Could that be a rational explanation for the film's climax? Maybe not rational, maybe not justified from a "morally acceptable" or "utilitarian" point of view, but it is excusable. It is understandable. And there is great foreshadowing throughout expertly delivered, yet subtle physiognomic acting in which we are invited to the life of a woman that cooks, sends the kid to school, is alone in her palace located in Quai du Commerce 1080 Bruxelles, waits silently on her couch for several minutes, contemplates, thinks, acts, reacts, transforms the table where everybody eats into a table for homework and is ultimately desperate.

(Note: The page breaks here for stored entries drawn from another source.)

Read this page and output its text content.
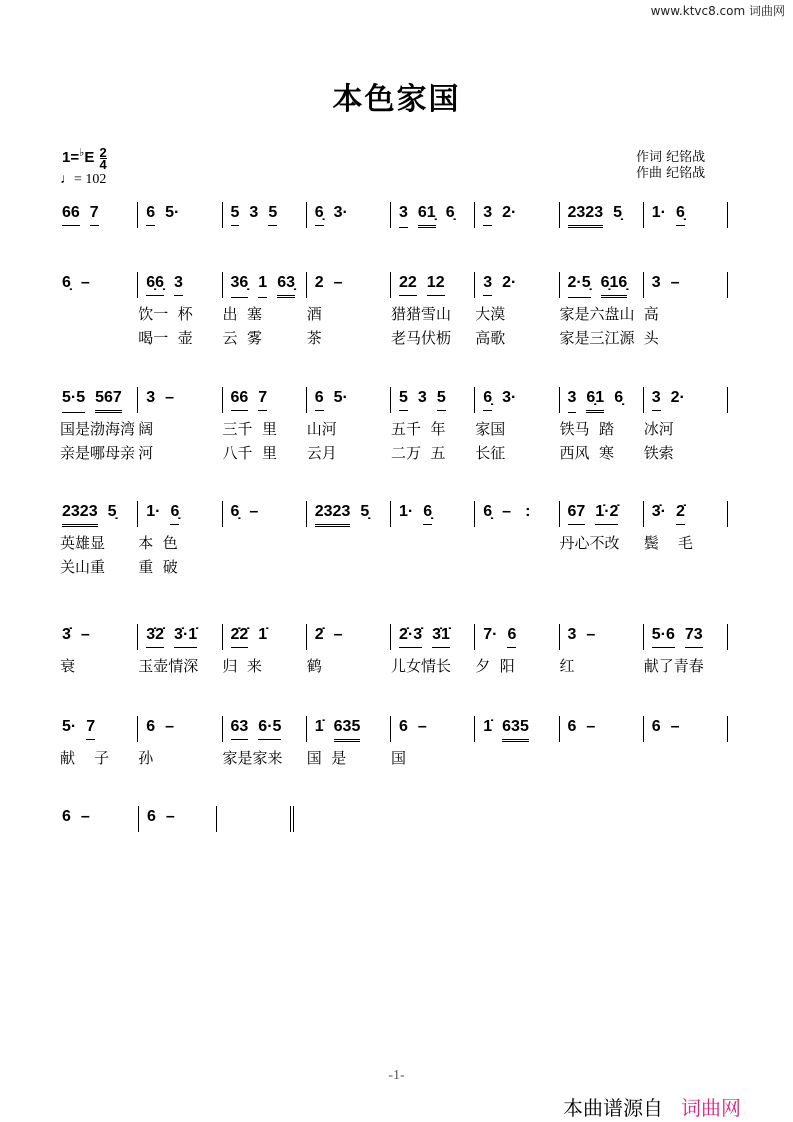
www.ktvc8.com 词曲网
本色家国
$1=^♭E \frac{2}{4}$
♩= 102
作词 纪铭战
作曲 纪铭战
66 7	6 5·	5 3 5 6̣ 3·	3 61̣ 6̣ 3 2·	2323 5̣ 1· 6̣
6̣ –	6̣6̣ 3
饮一  杯
喝一  壶
36̣ 1 63̣
出  塞
云  雾
2 –
酒
茶
22 12
猎猎雪山
老马伏枥
3 2·
大漠
高歌
2·5̣ 6̣16̣
家是六盘山
家是三江源
3 –
高
头
5·5 567
国是渤海湾
亲是哪母亲
3 –
阔
河
66 7
三千  里
八千  里
6 5·
山河
云月
5 3 5
五千  年
二万  五
6̣ 3·
家国
长征
3 6̣1 6̣
铁马  踏
西风  寒
3 2·
冰河
铁索
2323 5̣
英雄显
关山重
1· 6̣
本  色
重  破
6̣ –	2323 5̣ 1· 6̣	6̣ – : 67 1̇·2̇
丹心不改
3̇· 2̇
鬓    毛
3̇ –
衰
3̇2̇ 3̇·1̇
玉壶情深
2̇2̇ 1̇
归  来
2̇ –
鹤
2̇·3̇ 3̇1̇
儿女情长
7· 6
夕  阳
3 –
红
5·6 73
献了青春
5· 7
献    子
6 –
孙
63 6·5
家是家来
1̇ 635
国  是
6 –
国
1̇ 635 6 –	6 –
6 –	6 –
-1-
本曲谱源自 词曲网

Beyond the pervasively feminine touch of Akerman's psychoanalytical approach with a conclusion that disrupts the logic of the tone set throughout but does not disrupt human logic at all, Akerman invites us to her house for three hours that, through the magic of editing, become three days, and these three hours feel like 1.75. The camera penetrates the soul of the character as we, getting familiar with every corner of the house like somebody receiving us in a visit, contemplate all possible corners of the house and of her personality. We are the guests and Akerman the host. It is a very welcome and warm invite which, unfortunately, gets out of hand because of a socioeconomic structure put upside down, where the image of woman has been, for too many decades, encapsulated in the tasks of housekeeping. This maybe resonated more true during the 50s, 60s and 70s, but not all corners of the world have feministically progressed in this matter.